A research team headed by scientists of Cambridge University says that the 14-day quarantine measures imposed in summer 2020 on travelers returning to England helped in preventing the spread of the SARS-CoV-2 virus, specifically among 16–20-year-olds.
Airplane wing. Image Credit: Jerry Zhang
Following the first months of the pandemic, in July 2020, the UK government devised new rules for travelers to and from England, to reduce the number of COVID-19 patients coming into the country. Between July 4th, 2020, and February 1st, 2021, the government established “travel corridors” to countries considered to be low in risk for COVID-19, implying that travelers returning from these countries need not quarantine themselves.
But, the majority of people arriving from countries apart from these corridors were asked to quarantine themselves for 14 days at home.
In the study published in Nature Communications, a group of researchers from the University of Cambridge, Wellcome Sanger Institute, COVID-19 Genomics UK (COG-UK) consortium, and UKHSA (formerly Public Health England) analyzed the efficiency of this policy by examining contact-tracing data obtained from NHS Test and Trace and genome sequences that are made available via COG-UK.
The researchers compared the number of contacts reported per case earlier to a COVID-19 diagnosis between travelers returning from a country with a need to quarantine and others who do not require quarantine on return. The team tracked the genomes’ spread from imported cases.
The team detected 4,207 positive COVID-19 cases between 27 May 2020 and 13 September 2020 in England associated with international travel—with more than 51% (half) of all imported cases arriving from either of these three countries: Greece, Spain, and Croatia.
Travelers—with COVID-19 returning from countries—who needed to quarantine themselves had fewer contacts than those arriving from countries that are regarded as the travel corridors, and hence, they were least expected to pass on the infection to others.
With mathematical modeling, they approximate that people traveling from a country needing quarantine had a mean (average) of 3.5 contacts, which is 40% fewer than people returning from a country that does not need quarantine measures (with a mean of 5.9 contacts).
The number of contacts per case was the highest in the 16–20 age group, who had traveled to countries that did not require quarantine, with an average of 9.0. This fell to 4.7 when quarantine was needed, identical to that of other age groups.

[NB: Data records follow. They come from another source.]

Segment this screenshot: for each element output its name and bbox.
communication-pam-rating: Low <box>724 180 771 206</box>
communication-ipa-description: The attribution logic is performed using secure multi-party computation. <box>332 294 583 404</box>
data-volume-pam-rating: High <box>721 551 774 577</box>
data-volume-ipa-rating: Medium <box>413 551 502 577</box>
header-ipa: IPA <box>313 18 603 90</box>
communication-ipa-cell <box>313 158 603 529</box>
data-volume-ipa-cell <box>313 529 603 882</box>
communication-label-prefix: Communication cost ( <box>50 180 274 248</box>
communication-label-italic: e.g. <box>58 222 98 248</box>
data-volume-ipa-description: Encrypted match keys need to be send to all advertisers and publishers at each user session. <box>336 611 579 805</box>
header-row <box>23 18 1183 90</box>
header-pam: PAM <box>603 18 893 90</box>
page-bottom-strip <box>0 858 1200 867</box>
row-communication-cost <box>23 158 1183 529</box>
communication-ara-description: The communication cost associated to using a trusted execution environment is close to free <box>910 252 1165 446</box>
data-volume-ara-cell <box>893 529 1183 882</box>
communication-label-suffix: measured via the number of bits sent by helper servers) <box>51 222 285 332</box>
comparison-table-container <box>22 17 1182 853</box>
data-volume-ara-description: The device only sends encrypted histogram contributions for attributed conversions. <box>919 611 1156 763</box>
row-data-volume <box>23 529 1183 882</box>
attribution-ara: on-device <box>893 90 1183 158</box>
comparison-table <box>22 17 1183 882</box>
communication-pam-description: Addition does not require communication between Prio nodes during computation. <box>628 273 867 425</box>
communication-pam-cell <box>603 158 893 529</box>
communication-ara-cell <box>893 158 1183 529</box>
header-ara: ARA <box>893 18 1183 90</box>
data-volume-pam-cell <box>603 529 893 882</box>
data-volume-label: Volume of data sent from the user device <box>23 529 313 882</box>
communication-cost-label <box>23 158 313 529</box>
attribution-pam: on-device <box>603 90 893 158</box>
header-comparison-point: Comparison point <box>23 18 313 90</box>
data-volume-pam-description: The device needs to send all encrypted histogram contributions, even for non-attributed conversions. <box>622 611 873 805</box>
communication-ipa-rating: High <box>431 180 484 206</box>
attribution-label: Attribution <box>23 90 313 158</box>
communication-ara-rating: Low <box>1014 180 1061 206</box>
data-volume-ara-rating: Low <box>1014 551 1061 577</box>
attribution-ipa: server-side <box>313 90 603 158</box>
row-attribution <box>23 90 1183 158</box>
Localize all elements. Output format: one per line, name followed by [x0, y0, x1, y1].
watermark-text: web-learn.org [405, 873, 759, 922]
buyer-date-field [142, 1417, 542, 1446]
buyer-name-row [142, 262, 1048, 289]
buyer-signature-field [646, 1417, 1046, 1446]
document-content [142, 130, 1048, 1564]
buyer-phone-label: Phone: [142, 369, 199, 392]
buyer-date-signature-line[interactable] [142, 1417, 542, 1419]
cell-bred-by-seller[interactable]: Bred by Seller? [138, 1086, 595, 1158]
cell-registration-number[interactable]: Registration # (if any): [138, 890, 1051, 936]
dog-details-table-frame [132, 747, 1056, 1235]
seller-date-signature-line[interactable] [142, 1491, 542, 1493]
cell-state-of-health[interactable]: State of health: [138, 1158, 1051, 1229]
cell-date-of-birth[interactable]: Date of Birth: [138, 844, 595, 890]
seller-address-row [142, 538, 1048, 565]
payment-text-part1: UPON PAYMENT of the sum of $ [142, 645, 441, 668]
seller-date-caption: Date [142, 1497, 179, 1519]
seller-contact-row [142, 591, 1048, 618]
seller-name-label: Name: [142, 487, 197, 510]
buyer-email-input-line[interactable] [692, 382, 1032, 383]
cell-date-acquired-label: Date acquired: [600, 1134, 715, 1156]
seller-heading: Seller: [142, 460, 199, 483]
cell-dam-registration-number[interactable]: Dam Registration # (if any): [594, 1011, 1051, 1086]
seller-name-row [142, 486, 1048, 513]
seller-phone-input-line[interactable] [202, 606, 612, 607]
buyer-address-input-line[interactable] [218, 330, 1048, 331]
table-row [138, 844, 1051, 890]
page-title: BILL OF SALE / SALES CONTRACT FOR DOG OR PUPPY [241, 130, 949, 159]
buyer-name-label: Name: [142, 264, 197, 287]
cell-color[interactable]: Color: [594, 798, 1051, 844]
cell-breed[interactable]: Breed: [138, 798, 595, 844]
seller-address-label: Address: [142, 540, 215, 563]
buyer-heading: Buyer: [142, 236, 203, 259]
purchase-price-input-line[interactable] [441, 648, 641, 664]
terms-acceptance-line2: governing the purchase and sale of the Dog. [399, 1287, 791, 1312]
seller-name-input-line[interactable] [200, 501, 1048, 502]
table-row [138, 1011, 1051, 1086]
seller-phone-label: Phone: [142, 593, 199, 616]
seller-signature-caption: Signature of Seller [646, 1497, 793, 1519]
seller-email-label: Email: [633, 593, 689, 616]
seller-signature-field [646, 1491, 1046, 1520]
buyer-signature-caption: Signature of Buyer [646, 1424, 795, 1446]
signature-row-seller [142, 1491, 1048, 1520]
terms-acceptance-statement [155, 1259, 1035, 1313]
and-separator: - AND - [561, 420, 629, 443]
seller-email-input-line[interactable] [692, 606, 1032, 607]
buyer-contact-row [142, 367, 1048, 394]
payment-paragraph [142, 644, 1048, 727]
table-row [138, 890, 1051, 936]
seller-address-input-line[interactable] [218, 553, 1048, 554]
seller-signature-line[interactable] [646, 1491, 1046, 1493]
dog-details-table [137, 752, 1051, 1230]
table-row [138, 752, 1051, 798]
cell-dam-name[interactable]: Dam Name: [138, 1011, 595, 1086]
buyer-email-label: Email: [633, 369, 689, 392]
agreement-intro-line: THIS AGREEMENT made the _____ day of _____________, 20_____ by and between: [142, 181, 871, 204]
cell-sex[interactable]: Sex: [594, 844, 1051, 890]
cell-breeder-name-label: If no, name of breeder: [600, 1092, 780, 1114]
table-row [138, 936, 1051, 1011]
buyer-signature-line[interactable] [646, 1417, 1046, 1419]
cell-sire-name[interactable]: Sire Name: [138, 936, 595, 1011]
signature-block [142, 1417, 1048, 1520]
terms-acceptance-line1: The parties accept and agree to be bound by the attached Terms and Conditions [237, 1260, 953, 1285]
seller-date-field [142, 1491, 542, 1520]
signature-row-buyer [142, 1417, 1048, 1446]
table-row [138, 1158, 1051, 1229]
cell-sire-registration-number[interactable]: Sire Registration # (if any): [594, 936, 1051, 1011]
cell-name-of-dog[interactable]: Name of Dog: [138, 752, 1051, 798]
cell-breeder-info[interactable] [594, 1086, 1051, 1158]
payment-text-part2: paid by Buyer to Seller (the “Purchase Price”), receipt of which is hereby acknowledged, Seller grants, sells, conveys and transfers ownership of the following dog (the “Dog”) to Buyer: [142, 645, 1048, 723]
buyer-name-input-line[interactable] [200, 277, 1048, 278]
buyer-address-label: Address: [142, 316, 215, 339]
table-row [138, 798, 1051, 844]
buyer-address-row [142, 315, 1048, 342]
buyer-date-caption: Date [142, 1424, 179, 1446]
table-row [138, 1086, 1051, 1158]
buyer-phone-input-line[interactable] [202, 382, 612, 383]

Genomic sequencing enabled several unique imported SARS-CoV-2 genomes need be identified, which can be examined to see how extensively the infection had spread. The cluster size—which is the number of related cases of onward transmission—for genomes imported from a country that did not require quarantine upon arrival was considerably higher than for those countries with compulsory quarantine imposed.
Although the pandemic now looks very different to how it was in 2020 – with the emergence of new variants offset by increased vaccination – there are still important lessons that can be learned about the effectiveness of quarantine, in particular for future pandemic preparedness.”
Dr Dinesh Aggarwal, Study First Author, Department of Medicine, University of Cambridge
Dr Aggarwal adds, “Our study shows that while travel restrictions are effective in reducing the number of imported COVID-19 cases, they do not eliminate them entirely. It’s likely that one of the main reasons that quarantine measures helped is that they put people off traveling during this period.”
For the most common destinations, except Spain, the number of imported cases has fallen when the government removed a country from the “safe” list and reestablished compulsory quarantine.
Most of the importations from Greece ended at the end of August and pursued in September, a timespan during which there was no need to quarantine for travelers arriving from the county—this became the cause of the highest imported SARS-CoV-2 cases during the period of research.
Genomics has proven to be an invaluable tool in monitoring how the coronavirus spreads and helping inform infection control measures. By applying it to travel-related cases, it could help governments rapidly refine their travel policies and consider if any quarantine measures are appropriate.”
Dr Ewan Harrison, Study Senior Author, Wellcome Sanger Institute
Aggarwal, D., et al. (2022) Genomic assessment of quarantine measures to prevent SARS-CoV-2 importation and transmission. Nature Communications. doi.org/10.1038/s41467-022-28371-z.